Protective effects of 20‐hydroxyecdysone on CoCl 2 ‐induced cell injury in PC12 cells

• Published in: Journal of cellular biochemistry Vol. 111; no. 6; pp. 1512 - 1521
• Main Authors: Hu, J., Zhao, T.Z., Chu, W.H., Luo, C.X., Tang, W.H., Yi, L., Feng, H.
• Format: Journal Article
• Language: English
• Published: 15.12.2010
• ISSN: 0730-2312; 1097-4644
• DOI: 10.1002/jcb.22877

Abstract 20‐Hydroxyecdysone, which is found in the rhizomes, roots and the stems of many plants, is an ecdysteroid hormone that regulates molting in insects. We have previously shown that 20‐Hydroxyecdysone could alleviate neurological deficits induced by subarachnoid hemorrhage in rabbits. Thus, we hypothesized that 20‐Hydroxyecdysone might protect neurons against hypoxic–ischemic injury. In present study, the effects of 20‐Hydroxyecdysone on cobalt chloride (CoCl 2 )‐induced cellular injury in PC12 cells was investigated. The incubation of PC12 cells with CoCl 2 reduced the cell viability, increased the rate of apoptosis. However, when cells were treated with 20‐Hydroxyecdysone before or after CoCl 2 exposure, the CoCl 2 ‐induced cellular injuries were significantly ameliorated.
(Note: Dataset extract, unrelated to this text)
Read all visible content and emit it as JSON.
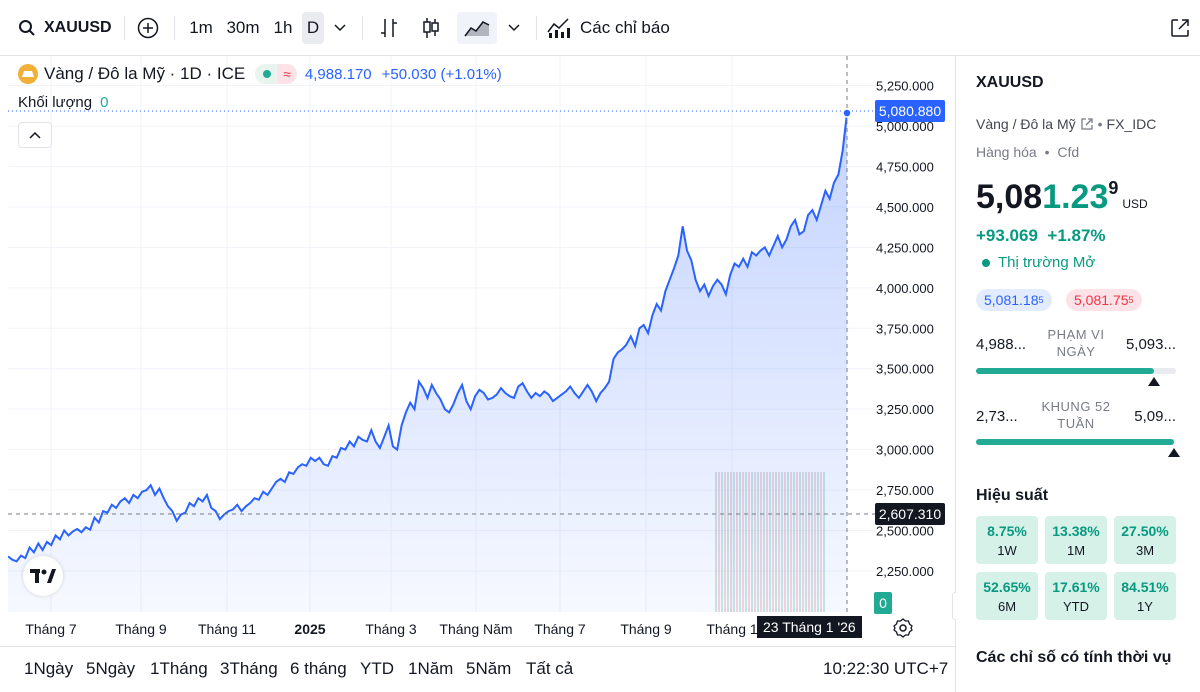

In addition, 20‐Hydroxyecdysone dramatically reduced the CoCl 2 ‐induced production of reactive oxygen species (ROS), decreased the depolarization of the mitochondrial membrane, inhibited the release of cytochrome c into the cytosol and increased the Bax/Bcl‐2 ratio. Furthermore, 20‐Hydroxyecdysone eliminated the CoCl 2 ‐induced activation of caspase‐3. Taken together, these results indicate that 20‐Hydroxyecdysone may protect PC12 cells against CoCl 2 ‐induced cell injury by inhibiting ROS production and modulating components of the mitochondrial apoptosis pathway. Based on our results, 20‐Hydroxyecdysone may be a potential candidate for intervention in hypoxic–ischemic brain injuries such as stroke. J. Cell. Biochem. 111: 1512–1521, 2010. © 2010 Wiley‐Liss, Inc.